IMFの世界経済見通しと日本政府のデフレ脱却宣言
今日の夕刊各紙で国際通貨基金(IMF)の世界経済見通しの記事が出ていました。いつも朝日新聞を引用しているので、今夜は少し趣向を変えて、日経新聞から引用します。出展は日経新聞のサイトです。
【ワシントン=小竹洋之】国際通貨基金(IMF)は13日、年2回の世界経済見通しを発表した。日本の2006年の実質経済成長率を2.7%と予測し、4月時点の見通しを0.1ポイント下方修正した。「日本のデフレが再発するリスクは無視できない」とし、日銀の利上げは緩やかなペースにとどめるべきだとの判断を示した。
日本経済については「デフレからの脱却を裏付ける証拠が増えている」と強調した。07年の成長率は2.1%に低下するが、基本的には景気の底堅い回復が続くとの見通しを示した。
ただ、世界経済の失速といった不測の事態が引き金となり、日本がデフレに後戻りする可能性は排除できないとも指摘。金融政策の正常化に動く日銀に理解を示しながらも「デフレ再発とインフレ加速のリスクを慎重に見極め、漸進的に利上げすべきだ」としている。
米国の成長率は06年の3.4%から、07年には2.9%に減速すると予測した。住宅投資や個人消費の低迷が続き、景気が予想以上に冷え込むリスクが残るとの懸念を表明した。
今年と来年の各国・地域別の成長率見通しなんかは、英語ですが、IMFのWorld Economic Outlook 2006のサイトにあります。HTMLでは出ていなくて、PDFで置いているようです。
私がジャカルタにいた時は、現地の政府エコノミストはIMFのこの世界経済見通しをもっとも信頼しており、私が計量モデルをシミュレーションして、インドネシアの経済見通しを作成する際なんかには、米国や日本をはじめとする世界経済の見通しの外生変数はここから取っていたりしました。もちろん、日本でもそれなりに参考にはされているんですが、日本では政府が4月から始まる財政年度で成長率や物価などの見通しを作成しており、民間シンクタンクなんかでもこれに合わせているため、暦年で見通しを作成しているIMFとカレンダー上の整合性が少し崩れている場合があります。
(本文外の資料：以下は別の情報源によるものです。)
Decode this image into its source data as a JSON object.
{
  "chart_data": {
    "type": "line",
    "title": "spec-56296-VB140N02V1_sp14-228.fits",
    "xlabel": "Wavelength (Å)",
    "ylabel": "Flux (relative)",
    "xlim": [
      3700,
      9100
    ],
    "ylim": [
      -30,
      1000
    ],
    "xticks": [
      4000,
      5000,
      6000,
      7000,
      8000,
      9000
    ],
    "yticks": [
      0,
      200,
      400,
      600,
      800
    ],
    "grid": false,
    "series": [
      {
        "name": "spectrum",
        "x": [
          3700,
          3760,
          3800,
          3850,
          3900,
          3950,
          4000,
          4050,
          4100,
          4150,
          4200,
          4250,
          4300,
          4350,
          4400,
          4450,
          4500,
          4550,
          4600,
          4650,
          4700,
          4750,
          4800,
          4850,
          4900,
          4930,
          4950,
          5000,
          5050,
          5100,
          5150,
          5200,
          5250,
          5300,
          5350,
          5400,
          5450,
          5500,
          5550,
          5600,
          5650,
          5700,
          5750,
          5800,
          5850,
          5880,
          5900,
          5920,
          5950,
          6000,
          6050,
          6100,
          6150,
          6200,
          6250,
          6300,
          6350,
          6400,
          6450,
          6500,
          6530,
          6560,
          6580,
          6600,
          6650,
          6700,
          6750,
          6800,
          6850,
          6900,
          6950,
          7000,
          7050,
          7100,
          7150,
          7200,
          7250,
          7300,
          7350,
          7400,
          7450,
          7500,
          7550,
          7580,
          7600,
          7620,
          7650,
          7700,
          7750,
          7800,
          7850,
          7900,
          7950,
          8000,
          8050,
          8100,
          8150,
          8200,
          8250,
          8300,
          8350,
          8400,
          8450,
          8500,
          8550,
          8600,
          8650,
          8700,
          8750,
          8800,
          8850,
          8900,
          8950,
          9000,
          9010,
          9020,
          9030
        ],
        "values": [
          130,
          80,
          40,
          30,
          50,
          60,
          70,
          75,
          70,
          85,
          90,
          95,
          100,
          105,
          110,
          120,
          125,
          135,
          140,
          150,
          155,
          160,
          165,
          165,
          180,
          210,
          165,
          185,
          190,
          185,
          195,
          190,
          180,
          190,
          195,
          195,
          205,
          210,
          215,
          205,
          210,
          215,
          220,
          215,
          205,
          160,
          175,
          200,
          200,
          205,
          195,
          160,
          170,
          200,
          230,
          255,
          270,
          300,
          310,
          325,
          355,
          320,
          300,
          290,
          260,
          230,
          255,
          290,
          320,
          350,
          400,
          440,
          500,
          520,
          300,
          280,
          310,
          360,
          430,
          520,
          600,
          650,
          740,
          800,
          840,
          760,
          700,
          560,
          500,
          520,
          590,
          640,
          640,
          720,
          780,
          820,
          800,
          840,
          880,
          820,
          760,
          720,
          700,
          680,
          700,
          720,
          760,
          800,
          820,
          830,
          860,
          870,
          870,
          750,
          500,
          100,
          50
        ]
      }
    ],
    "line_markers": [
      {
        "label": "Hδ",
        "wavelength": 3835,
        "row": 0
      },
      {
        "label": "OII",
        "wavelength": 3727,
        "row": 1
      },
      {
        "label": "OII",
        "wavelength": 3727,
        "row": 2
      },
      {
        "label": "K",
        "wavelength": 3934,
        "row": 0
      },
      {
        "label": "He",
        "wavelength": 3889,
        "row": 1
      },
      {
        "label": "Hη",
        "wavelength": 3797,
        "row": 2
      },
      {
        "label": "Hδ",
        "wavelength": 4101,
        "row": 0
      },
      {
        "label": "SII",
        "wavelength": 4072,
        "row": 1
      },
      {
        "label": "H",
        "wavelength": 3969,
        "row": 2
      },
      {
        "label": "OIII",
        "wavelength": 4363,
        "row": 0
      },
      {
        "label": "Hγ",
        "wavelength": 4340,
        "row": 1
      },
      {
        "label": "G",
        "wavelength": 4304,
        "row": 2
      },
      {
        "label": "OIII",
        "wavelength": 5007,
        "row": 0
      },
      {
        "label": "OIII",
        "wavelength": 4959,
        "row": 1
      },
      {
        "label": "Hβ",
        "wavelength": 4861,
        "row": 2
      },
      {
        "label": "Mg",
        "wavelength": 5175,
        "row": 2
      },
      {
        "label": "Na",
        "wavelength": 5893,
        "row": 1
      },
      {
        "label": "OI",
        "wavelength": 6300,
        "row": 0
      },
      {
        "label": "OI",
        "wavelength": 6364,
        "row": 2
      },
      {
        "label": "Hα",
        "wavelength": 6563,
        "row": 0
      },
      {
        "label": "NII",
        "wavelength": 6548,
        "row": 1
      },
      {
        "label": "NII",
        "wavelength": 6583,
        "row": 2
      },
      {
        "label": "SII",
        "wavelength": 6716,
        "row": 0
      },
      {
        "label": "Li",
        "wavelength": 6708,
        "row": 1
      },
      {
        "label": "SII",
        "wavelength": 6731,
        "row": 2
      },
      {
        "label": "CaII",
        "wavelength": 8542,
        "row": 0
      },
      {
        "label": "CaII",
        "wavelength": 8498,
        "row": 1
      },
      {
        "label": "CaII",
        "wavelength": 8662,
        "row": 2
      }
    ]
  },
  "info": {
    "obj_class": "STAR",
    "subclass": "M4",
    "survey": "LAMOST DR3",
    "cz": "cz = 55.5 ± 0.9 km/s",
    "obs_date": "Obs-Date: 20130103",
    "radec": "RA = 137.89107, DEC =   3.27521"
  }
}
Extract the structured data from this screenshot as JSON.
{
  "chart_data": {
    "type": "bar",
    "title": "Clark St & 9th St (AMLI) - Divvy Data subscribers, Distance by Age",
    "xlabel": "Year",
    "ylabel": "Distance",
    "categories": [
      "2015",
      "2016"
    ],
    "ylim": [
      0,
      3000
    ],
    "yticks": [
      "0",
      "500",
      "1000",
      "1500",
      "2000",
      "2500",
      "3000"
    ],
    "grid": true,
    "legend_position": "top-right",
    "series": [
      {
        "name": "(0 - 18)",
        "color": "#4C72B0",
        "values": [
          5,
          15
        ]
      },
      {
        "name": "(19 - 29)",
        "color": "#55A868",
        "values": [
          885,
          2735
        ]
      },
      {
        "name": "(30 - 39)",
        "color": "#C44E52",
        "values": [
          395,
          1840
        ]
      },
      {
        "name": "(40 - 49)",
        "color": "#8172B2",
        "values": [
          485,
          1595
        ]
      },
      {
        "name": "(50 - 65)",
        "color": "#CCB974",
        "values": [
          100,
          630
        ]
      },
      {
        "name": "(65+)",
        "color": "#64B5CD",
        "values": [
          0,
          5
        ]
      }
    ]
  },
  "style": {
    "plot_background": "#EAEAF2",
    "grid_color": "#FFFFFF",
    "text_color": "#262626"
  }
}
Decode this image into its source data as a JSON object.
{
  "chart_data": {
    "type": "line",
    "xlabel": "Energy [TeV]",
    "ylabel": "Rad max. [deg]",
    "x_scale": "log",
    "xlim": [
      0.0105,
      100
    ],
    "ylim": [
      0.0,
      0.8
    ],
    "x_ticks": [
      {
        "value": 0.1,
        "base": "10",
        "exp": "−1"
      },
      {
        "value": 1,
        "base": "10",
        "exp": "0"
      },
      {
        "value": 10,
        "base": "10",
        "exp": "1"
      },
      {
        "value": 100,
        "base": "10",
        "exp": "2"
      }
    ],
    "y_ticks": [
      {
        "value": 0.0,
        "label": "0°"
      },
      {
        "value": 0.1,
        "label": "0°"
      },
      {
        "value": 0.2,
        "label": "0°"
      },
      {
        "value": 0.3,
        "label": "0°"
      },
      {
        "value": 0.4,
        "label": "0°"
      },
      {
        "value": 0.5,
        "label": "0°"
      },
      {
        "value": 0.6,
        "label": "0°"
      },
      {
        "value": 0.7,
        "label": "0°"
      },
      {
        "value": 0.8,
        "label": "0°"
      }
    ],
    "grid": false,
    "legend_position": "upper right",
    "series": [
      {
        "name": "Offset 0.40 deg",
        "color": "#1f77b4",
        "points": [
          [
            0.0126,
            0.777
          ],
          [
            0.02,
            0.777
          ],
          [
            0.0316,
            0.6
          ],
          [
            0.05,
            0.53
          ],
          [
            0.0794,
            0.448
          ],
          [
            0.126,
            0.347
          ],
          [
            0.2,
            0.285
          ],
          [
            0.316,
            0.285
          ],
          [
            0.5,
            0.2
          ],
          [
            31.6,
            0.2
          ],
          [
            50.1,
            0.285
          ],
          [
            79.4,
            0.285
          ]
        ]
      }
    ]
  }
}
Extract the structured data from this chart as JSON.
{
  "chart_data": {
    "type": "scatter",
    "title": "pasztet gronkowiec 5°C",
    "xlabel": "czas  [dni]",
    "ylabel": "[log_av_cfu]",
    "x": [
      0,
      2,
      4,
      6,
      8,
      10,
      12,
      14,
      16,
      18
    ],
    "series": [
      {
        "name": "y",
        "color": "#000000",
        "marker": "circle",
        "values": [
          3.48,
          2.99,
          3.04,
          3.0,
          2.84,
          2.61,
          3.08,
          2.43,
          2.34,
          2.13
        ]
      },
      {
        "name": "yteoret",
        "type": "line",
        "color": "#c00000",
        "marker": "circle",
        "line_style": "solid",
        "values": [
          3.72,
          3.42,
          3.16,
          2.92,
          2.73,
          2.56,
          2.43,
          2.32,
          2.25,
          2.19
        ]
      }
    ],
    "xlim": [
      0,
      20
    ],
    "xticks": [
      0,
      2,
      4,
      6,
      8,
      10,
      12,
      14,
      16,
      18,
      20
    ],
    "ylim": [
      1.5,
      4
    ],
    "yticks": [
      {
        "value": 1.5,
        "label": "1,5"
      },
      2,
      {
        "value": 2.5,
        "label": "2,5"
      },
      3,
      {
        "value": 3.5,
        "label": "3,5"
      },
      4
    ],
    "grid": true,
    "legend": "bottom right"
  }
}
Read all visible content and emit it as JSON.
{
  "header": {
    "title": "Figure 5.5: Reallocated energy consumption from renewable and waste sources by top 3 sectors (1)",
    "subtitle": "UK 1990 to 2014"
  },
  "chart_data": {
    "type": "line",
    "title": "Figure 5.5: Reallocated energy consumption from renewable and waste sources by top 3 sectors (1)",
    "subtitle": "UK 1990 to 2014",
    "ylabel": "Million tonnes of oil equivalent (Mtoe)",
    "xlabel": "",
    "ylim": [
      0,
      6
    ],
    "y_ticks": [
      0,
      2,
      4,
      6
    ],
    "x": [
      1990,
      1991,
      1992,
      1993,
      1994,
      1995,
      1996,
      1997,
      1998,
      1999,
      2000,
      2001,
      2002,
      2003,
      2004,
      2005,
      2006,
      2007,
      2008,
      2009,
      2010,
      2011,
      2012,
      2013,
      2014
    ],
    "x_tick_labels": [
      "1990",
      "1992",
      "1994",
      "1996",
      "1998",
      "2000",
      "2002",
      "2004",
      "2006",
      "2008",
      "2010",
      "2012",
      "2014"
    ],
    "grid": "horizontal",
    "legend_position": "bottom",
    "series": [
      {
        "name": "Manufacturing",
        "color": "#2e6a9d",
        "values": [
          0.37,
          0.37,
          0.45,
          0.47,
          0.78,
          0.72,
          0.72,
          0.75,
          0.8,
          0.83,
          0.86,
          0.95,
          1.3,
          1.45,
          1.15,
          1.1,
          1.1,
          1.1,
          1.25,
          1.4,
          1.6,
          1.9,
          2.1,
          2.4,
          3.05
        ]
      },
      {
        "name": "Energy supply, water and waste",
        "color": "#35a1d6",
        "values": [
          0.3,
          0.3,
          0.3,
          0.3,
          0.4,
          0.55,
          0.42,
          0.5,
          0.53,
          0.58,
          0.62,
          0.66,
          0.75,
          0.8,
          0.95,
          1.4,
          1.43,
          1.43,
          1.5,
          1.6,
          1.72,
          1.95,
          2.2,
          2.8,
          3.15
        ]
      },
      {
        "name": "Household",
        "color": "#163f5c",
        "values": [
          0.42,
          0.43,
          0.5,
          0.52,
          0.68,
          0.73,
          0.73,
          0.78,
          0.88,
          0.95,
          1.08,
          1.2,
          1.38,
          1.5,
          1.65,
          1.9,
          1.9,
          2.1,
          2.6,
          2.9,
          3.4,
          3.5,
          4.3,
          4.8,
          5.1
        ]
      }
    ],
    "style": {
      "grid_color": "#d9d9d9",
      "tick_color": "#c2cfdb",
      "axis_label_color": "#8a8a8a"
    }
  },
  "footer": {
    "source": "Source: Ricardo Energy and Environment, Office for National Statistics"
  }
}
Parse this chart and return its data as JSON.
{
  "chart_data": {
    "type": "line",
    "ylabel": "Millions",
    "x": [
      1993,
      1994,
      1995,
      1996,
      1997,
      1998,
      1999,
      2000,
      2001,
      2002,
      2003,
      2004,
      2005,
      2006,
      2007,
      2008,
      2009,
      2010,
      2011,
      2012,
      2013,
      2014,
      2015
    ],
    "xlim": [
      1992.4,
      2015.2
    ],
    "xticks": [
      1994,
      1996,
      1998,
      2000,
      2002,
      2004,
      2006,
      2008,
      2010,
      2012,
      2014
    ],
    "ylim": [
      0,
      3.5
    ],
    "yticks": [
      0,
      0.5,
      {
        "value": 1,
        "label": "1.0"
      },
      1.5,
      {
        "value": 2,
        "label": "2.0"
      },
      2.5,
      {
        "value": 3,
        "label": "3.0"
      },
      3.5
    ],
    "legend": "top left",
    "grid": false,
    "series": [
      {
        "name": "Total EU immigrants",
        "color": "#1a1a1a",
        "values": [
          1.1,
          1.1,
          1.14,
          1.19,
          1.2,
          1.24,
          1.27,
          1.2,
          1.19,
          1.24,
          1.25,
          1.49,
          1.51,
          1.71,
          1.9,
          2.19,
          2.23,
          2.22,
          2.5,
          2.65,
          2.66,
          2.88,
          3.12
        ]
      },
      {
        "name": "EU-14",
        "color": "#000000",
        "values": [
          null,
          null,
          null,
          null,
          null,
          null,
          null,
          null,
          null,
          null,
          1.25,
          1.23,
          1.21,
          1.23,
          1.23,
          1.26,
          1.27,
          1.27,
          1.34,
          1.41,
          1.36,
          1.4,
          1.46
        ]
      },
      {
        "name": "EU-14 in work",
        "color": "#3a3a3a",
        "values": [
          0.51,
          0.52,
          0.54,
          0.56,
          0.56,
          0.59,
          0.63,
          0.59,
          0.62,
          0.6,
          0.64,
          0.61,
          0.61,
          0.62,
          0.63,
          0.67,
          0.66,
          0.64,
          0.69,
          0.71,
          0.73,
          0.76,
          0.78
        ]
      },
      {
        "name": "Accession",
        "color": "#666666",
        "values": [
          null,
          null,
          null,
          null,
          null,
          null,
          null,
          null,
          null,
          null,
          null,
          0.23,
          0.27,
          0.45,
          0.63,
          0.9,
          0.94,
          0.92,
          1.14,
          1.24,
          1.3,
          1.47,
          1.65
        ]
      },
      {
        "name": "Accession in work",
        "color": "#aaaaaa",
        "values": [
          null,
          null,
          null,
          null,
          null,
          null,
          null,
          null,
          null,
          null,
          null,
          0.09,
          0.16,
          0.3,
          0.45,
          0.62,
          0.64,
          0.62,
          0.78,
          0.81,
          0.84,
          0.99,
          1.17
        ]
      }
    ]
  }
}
引用した日経新聞の記事にもあるように、日本、米国、欧州(ユーロ圏)とも、今年よりも来年に経済が減速するものの、大きな景気後退には陥らない、とのメインシナリオになっています。もちろん、米国の住宅動向や原油価格などのリスクファクターは依然としてあり、楽観は禁物でしょう。さらに、日本については世界経済の減速からデフレに逆戻りするリスクを排除できない、との厳しい見方をしているようです。
確かに、このところ、需要面では家計消費で弱い数字が出ましたし、供給面からも機械受注統計が大幅に下落したりしています。波及するラグを考慮するとまだ早いと思うんですが、日銀が量的緩和を解除し、オーバーナイトコールを25ベーシス引き上げた金融政策変更の効果がこれから出て来るでしょうから、今年後半から来年前半にかけて、日本経済はゆっくりと下降線をたどることになりそうです。
少し前の9月8日のエントリーで、消費者物価の下方改定からデフレ脱却宣言が先送りされたことを紹介しましたが、私は現時点ではGDPのデフレギャップは解消されており、日本経済はデフレから脱却しつつあると考えています。ただし、注意が必要なのは、IMF世界経済見通しも指摘しているように、デフレに後戻りするリスクがある限り、政府としてはデフレ脱却宣言が出来ないということです。とても単純な例えなんですが、水面下で溺れている人がいて、一瞬だけ顔を水面上に出したとしても、それだけで溺れていない状態になったとはいえないわけです。一瞬だけ水面上に顔を出して息をついたとしても溺れている状態に変わりはないわけで、しっかりと救命具か何かにつかまって、溺れている状態を脱しないことには安心できないわけです。日本経済もそれに似た状態で、水面上で一息ついたとしても溺れている状態に変わりはないんですから、もっとしっかりとデフレを脱却して、デフレに後戻りするリスクを払拭しないと、政府はデフレ脱却宣言が出来ないと考えられます。
このため、先週、日銀で開催された金融政策決定会合の後の福井総裁の記者会見でも、何度も、金利引上げはゆっくりと進めるとの発言がありましたし、今回のIMFの世界経済見通しでも同じことが指摘されています。このあたりは政府と日銀とIMFとでコンセンサスが出来上がっているような気がします。もっとも、基本的な文言は同じでも、深いところの理解まで含めてコンセンサスがあるかどうかは不明です。もちろん、これからの経済情勢の変化にもよります。
この11月にいざなぎ景気を超えて景気拡大期間を更新したとしても、政府と日銀による経済政策の舵取りが難しい局面に差しかかって来ている気がします。